3 | DISCUSSION
This CASP saw consolidation of the major progress in computing the
structure of single proteins achieved in the previous round and
extension of deep learning methods to other challenges in structural
biology with impressive success for protein assemblies.
For single protein structures, the most effective methods obtained only
slightly higher levels of accuracy to those of CASP14. It’s not
surprising that there is no major advance here, since for many targets
agreement with experiment was likely already within experimental
uncertainty, leaving little room for improvement. But there are some
limitations to the methods. Shallow sequence alignments sometimes result
in poor quality structures. Large proteins (more than about 1000 amino
acids) may also have models of domains and domain interfaces that are of
slightly lower accuracy than usually achieved.
All the most successful single protein methods used variations on
AlphaFold2, sometimes embedding all or part of that software into their
existing pipelines. The next most successful method is RosettaFold (24),
though the difference in performance is substantial. RosettaFold2 is now
available (25) and benchmarking shows improved performance. Several
Large Language Models (LLMs) were included in this CASP, but performance
lagged very significantly, including for shallow alignment targets where
these methods were expected to be superior. Poor performance of these
methods in this CASP round should not be seen as a final result, and the
LLM methods may evolve to be more powerful.

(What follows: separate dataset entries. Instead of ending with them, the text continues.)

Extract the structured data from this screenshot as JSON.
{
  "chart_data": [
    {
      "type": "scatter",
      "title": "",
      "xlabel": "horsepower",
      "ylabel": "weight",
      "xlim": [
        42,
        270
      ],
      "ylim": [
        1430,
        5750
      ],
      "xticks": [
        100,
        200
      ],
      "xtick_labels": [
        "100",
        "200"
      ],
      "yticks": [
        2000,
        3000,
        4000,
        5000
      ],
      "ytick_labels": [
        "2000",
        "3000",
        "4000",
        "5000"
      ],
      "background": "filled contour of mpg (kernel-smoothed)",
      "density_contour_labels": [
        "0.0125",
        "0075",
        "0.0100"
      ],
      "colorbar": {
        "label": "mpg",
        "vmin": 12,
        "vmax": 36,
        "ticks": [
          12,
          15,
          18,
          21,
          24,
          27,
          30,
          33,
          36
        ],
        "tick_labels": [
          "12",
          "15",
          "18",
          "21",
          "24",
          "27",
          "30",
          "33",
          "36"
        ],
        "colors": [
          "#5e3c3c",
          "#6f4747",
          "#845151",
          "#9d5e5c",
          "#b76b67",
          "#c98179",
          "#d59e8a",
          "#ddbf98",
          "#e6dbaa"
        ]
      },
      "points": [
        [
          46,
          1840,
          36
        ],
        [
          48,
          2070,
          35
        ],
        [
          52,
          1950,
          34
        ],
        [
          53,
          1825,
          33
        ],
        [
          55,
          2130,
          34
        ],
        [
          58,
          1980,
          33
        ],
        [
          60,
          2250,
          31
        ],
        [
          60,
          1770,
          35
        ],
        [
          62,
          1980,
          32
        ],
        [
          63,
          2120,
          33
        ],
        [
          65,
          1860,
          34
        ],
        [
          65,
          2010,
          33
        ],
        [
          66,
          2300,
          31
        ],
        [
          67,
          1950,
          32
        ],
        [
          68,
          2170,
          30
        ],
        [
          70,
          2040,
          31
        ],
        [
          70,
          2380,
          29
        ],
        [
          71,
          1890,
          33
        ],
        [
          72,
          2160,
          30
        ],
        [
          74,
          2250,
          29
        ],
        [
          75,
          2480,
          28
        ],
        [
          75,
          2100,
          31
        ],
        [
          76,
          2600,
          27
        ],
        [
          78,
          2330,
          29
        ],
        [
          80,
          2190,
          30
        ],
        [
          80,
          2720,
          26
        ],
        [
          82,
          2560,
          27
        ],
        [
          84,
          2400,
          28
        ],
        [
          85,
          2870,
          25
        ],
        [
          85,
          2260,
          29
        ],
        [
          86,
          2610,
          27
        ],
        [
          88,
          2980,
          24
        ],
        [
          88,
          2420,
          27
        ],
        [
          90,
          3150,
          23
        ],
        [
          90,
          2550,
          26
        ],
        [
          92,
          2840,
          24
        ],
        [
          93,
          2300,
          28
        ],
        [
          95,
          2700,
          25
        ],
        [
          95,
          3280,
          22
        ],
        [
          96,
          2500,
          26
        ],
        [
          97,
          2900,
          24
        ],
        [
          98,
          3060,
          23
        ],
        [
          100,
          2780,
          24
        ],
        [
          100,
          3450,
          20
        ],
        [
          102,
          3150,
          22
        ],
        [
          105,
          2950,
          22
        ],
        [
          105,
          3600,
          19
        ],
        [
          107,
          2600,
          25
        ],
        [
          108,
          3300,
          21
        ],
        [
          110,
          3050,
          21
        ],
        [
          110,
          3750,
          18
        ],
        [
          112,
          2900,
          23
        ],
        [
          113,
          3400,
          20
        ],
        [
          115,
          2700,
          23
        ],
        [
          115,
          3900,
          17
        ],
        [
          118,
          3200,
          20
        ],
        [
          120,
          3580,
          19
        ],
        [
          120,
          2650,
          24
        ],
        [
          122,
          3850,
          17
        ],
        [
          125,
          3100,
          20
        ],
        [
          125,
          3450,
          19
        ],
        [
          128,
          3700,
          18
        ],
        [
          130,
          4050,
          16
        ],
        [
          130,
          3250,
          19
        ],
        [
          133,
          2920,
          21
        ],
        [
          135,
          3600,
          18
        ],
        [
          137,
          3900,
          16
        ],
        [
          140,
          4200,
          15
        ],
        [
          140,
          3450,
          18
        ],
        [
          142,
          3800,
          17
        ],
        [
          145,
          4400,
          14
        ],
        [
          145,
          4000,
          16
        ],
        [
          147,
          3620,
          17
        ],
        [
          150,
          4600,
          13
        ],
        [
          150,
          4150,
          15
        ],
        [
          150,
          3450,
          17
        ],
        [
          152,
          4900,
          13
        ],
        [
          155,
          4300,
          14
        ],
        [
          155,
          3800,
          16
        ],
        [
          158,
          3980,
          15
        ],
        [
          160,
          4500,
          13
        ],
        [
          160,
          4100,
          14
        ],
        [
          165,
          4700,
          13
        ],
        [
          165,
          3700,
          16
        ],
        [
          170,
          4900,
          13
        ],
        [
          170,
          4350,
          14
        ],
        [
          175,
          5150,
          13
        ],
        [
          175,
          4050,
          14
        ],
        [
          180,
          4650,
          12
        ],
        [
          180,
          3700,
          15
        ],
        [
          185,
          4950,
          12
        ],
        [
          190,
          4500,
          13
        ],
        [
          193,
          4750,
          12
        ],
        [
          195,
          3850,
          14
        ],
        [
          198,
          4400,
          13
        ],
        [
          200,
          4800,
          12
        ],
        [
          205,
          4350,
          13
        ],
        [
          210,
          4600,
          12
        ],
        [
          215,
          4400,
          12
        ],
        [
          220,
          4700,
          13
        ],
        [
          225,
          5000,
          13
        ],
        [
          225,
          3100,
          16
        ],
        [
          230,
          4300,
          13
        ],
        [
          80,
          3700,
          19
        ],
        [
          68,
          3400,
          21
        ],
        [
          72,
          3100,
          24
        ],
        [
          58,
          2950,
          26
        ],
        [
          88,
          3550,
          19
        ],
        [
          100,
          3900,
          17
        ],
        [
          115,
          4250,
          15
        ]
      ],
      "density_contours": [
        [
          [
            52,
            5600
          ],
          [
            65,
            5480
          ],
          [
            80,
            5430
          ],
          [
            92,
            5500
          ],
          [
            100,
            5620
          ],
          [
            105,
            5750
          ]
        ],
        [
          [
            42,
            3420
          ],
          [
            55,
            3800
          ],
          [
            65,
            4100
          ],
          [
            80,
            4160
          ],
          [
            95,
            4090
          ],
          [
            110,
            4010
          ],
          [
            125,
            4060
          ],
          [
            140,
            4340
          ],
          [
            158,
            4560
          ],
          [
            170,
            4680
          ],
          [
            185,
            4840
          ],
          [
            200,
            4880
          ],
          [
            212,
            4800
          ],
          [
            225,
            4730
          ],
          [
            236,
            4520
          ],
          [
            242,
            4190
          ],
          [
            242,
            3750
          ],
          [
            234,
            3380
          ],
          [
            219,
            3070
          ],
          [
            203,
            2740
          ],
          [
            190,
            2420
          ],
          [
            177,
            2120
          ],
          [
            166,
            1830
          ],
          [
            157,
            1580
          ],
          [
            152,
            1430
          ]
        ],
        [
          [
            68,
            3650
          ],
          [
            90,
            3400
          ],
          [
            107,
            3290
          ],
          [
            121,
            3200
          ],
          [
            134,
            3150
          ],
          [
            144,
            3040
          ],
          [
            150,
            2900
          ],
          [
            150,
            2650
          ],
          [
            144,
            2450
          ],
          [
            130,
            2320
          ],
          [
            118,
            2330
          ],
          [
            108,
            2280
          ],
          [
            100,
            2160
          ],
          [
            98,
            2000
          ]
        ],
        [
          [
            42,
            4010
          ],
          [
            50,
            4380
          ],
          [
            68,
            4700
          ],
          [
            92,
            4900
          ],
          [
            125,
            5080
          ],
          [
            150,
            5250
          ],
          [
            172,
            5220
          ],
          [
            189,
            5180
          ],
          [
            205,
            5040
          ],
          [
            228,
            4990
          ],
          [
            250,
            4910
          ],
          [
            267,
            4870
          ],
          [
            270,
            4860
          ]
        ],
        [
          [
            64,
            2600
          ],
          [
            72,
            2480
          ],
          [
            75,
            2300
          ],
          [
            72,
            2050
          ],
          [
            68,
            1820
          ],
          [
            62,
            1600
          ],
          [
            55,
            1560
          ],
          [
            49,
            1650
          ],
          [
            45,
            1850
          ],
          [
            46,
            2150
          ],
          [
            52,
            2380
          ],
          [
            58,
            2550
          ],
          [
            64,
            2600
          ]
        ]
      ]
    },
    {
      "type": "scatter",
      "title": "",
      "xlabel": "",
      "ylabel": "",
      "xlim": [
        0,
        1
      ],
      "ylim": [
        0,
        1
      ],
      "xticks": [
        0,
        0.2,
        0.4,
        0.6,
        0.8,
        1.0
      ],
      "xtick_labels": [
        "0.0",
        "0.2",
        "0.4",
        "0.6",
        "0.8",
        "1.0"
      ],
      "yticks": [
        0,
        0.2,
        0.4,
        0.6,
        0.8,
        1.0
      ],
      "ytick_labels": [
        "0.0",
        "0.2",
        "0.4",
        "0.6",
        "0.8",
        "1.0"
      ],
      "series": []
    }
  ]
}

Notably, running the standard version of AlphaFold2 with default
parameters either through the ColabFold server (22) or locally installed
often resulted in less accurate models. The primary reason for that
appears to be that for some targets more extensive sampling than the
default is needed. Successful groups used different approaches to
increase sampling as well as tuning of multiple sequence alignments. As
yet there are no benchmark studies that help a user chose between these
approaches so as to optimize accuracy for the least increase in
computing costs. Users are advised to carefully read the protocol
descriptions in the relevant papers in this Proteins special issue and
to keep an eye on the literature for useful studies. The key message is
not to expect the best results using the standard protocol: if the
structure obtained that way has acceptable predicted accuracy, usually
no additional steps are necessary. However, if it falls short, and
additional computing resources are available, further sampling is
recommended.
The major advance this CASP was in the application of deep learning
methods to protein assemblies. For many targets, but not all, agreement
with experiment may be approaching experimental uncertainty limits, but
it should be emphasized that we do not yet have adequate calibration of
what that is. There were few transient complexes included in the target
set and most of those were for antibody or nanobody-antigen complexes.
Three non-homology complexes of this type were accurately modeled, three
were not, an encouraging result compared to earlier benchmarking (29)
but the methods do still have a way to go. Other apparent limitations
are for some interfaces in large targets, although the role of
experimental uncertainty in those results is unclear.
As with single proteins, the successful methods for protein complexes
had AlphaFold2 at their core but used extensive sampling beyond the
defaults. Several of the most successful groups were also successful for
single targets, and the methods overlap. Also similarly to single
protein targets, further benchmarking is needed to guide user protocol
selection.
CASP has placed a long-running emphasis on not only the production of
accurate protein structures but also on the provision of reliable
estimates of co-ordinate uncertainty, with estimates provided both by
participants submitting the structures (self-estimates) and by other
groups who specialize in this area (3rd party
estimates). The increase in accuracy of protein complexes in this CASP
brought new importance to accuracy estimates for these structures too.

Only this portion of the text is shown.